AT&T announces more gigabit fiber. It has plans for 38 more cities with U-Verse GigaPower, but exactly who will or won’t get it isn’t clear.
And there’s another catch: It comes with spyware, unless you choose to pay $150/month.
In IT Blogwatch, bloggers wax cynical.
Your humble blogwatcher curated these bloggy bits for your entertainment.
Gigbit fiber to my door? Sounds great! Or perhaps not so much. Here’s Jon Brodkin—AT&T bringing gigabit fiber to LA and dozens of other metro areas:
AT&T today launched its gigabit fiber Internet service in parts of Los Angeles and West Palm Beach and announced another 36 metro areas that will get the service.
AT&T agreed to deploy fiber to at least 12.5 million customer locations within four years in exchange for government approval to buy DirecTV.
On average, AT&T says it takes less than a year to install service after announcing plans to move into a metro area.
AT&T generally charges $110 a month for Internet-only gigabit service [or] $70 in cities where it has to compete against Google Fiber [which] require customers to opt in to "Internet Preferences," which gives AT&T permission to examine each customer’s Web traffic in order to serve personalized ads.
GigaPower caps data use at 1TB per month.
Ouch. Good luck getting it, anyway. Karl Bode tells us why, and how to opt out of the spyware—AT&T Will Bring Gigabit Speeds to Parts of 38 New Markets:
The full additional market listing...includes St. Louis...Asheville...Memphis...Milwaukee...and Reno.
Most of these launches are focused on high-end development communities where fiber is already in the ground and installation costs are low.
Just don't get too excited. ... Users who call up to check availability often discover that by a market "launch," AT&T often means as little as a few dozen houses.
It costs $40 to $60 more if you want to opt out of snoopvertising.
Good grief, what is AT&T playing at?

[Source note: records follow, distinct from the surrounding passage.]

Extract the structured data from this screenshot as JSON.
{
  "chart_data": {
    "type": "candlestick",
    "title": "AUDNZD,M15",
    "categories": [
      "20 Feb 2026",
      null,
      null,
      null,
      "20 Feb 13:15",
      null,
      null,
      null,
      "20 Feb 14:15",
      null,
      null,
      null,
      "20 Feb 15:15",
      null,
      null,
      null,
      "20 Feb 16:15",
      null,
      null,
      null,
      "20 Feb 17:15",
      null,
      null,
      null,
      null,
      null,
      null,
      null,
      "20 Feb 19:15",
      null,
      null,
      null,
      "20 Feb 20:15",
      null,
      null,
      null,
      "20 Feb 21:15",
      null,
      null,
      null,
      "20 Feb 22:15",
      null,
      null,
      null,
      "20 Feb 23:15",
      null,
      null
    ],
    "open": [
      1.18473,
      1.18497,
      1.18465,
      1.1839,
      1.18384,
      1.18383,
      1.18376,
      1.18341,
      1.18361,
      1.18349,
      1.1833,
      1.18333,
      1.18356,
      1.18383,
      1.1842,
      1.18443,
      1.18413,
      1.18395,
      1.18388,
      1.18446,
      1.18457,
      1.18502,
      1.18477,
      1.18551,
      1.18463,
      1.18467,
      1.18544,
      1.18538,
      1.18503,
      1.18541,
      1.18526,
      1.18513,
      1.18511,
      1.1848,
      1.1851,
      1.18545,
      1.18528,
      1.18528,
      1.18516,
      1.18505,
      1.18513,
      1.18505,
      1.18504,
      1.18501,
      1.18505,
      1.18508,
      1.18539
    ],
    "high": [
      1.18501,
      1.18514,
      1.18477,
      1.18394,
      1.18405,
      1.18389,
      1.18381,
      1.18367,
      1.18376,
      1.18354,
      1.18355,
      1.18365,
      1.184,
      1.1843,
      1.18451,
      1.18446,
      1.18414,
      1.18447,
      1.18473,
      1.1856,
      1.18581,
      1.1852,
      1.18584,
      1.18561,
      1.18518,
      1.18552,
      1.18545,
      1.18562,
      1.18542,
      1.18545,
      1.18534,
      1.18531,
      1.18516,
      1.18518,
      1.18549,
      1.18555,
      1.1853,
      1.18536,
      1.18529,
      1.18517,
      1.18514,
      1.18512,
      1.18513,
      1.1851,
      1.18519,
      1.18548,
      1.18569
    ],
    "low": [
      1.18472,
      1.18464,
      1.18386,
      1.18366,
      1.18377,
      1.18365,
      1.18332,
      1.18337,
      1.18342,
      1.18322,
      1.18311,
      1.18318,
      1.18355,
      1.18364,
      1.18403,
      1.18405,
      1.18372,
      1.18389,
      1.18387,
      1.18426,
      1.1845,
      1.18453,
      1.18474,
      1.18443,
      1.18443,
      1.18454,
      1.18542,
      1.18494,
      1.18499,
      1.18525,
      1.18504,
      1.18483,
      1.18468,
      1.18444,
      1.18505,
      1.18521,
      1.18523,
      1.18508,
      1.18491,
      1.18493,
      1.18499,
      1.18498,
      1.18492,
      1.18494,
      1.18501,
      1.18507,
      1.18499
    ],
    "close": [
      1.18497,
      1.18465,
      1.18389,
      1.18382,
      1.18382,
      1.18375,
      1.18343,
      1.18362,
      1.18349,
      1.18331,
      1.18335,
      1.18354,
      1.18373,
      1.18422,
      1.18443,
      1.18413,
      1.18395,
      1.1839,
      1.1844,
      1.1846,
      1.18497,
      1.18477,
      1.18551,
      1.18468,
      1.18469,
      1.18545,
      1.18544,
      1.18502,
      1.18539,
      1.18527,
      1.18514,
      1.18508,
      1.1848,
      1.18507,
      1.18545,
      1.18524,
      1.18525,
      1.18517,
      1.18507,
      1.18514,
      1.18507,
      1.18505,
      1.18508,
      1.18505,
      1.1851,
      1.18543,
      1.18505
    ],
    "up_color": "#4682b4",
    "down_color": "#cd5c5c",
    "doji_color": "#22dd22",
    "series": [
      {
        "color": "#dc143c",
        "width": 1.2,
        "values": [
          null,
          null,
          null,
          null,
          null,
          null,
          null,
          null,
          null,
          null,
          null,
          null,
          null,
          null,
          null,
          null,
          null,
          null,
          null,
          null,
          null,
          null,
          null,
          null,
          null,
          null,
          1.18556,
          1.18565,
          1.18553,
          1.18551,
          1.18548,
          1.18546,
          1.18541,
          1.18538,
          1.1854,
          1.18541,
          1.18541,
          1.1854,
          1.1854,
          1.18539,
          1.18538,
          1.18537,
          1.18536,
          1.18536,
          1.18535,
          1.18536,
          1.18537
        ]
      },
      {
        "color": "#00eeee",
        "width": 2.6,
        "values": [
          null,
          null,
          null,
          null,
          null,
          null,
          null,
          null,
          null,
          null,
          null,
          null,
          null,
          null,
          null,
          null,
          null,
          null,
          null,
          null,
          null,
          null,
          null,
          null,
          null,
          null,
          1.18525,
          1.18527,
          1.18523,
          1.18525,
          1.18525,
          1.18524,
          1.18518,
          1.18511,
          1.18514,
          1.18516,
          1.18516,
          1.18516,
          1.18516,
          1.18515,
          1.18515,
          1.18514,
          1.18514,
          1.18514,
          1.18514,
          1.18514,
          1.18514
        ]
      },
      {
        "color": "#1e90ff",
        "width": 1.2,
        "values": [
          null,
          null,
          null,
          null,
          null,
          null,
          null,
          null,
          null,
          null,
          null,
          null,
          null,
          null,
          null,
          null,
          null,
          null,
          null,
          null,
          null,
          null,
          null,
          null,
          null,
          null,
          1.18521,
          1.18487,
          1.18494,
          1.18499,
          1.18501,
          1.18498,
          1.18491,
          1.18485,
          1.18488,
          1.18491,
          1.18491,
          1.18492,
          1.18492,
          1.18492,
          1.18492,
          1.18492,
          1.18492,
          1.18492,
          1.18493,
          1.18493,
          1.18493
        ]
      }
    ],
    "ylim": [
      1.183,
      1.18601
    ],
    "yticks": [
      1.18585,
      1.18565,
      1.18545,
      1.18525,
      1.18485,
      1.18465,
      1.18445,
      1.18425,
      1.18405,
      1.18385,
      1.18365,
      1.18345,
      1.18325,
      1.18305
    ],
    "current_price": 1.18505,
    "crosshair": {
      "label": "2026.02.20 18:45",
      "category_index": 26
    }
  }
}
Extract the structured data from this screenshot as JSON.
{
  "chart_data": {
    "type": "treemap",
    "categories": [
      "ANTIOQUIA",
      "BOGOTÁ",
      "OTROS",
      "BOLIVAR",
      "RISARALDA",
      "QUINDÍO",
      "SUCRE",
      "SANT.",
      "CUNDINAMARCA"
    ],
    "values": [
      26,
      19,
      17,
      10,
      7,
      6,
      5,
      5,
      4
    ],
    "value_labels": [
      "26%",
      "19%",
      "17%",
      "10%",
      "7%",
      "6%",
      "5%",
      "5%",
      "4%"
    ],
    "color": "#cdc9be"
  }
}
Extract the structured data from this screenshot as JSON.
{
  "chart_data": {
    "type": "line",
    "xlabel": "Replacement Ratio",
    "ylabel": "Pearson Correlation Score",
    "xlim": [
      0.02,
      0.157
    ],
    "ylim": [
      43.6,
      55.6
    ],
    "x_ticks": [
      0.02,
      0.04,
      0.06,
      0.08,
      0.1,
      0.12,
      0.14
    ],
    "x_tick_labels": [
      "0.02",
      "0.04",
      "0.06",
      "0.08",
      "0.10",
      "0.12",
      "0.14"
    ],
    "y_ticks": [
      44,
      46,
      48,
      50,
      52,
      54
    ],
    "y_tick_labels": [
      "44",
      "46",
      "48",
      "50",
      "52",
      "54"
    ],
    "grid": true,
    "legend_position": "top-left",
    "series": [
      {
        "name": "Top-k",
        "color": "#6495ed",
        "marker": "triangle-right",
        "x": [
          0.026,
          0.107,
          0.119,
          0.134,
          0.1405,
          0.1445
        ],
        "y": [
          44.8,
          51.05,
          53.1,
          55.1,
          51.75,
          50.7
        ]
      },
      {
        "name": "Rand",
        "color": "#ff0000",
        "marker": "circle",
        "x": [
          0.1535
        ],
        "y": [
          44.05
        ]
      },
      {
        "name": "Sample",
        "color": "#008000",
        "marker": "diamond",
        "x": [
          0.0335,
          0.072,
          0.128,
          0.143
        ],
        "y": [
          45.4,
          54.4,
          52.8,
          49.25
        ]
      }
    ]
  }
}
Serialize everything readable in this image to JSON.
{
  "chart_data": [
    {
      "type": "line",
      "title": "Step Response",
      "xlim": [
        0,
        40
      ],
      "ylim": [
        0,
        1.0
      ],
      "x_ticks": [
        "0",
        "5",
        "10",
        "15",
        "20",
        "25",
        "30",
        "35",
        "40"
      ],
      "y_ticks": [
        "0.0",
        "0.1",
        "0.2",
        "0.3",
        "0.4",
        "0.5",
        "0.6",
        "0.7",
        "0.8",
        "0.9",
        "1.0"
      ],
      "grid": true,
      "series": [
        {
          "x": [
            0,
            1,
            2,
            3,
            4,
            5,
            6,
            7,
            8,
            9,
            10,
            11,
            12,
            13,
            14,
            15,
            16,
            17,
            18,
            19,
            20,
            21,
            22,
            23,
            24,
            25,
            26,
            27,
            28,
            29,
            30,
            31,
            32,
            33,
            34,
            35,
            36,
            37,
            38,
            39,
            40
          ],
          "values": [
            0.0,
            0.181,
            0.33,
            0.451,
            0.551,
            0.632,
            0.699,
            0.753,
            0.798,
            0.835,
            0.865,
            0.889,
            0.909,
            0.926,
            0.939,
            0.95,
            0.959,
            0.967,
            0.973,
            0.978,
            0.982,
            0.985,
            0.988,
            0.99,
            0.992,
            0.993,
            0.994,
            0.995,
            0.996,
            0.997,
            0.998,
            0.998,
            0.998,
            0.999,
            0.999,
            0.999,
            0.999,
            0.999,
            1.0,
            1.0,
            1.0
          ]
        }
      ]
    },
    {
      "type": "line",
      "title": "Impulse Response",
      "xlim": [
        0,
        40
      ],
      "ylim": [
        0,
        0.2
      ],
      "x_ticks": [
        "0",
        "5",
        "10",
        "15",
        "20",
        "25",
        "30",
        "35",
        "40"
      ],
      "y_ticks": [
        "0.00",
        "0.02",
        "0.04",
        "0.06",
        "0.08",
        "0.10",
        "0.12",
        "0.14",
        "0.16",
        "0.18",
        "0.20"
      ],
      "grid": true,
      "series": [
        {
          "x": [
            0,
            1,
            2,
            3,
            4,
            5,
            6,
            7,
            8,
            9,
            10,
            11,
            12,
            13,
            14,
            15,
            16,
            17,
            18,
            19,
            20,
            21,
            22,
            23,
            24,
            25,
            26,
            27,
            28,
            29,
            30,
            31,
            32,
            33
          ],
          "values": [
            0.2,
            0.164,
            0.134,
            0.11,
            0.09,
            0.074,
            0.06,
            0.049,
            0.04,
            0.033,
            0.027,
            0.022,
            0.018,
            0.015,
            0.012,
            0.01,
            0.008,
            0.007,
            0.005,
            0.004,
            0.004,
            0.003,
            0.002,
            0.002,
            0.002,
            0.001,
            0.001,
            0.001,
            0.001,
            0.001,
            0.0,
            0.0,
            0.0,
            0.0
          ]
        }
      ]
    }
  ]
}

Christopher Tozzi is your guy—GigaPower Internet Service Trades User Privacy for Low Cost:
Americans are paying more for slower Internet service than their counterparts in other countries.
GigaPower not only delivers ultra-fast Internet, but also monitors "the webpages you visit, the time you spend on each, the links or ads you see and follow, and the search terms you enter," [and it] "works independently of your browser's privacy settings regarding cookies, do-not-track and private browsing." That's a polite way of saying GigaPower totally disregards users' requests.
Services like GigaPower set an unsettling precedent. ... By bundling anti-privacy practices with high-speed Internet, AT&T GigaPower is complicating the picture even more for consumers.
Google Fiber, for the record, claims not to track users.
Anyway, is this all fiber to the premises (FTTP), or is there some semantic sleight of hand going on? Mr. T is EVP Brad “soul patch” Bentley—This Little Gig Went to Market:
In many neighborhoods, our fiber optic network runs from the central office to neighborhood equipment. From that point, we upgrade the existing copper wires to fiber.
In existing...FTTP neighborhoods, we’re upgrading the technology at both ends of our network.
[We] see more customers increasing their speeds to 18, 24 and 45 megabits per second service.
So, clear as mud, then. Jerry P. Fleming is not amused:
I will begin to get excited when the likes of AT&T...get off their fat corporate asses and give us in the rural areas of this country broadband, let along the fastest --- just broadband would be nice.
Being stuck with the likes of satellite to dial-up as choices - and in some instances heavily metered 4g wireless (not nearly particularly fast), and not at all suitable for downloading much.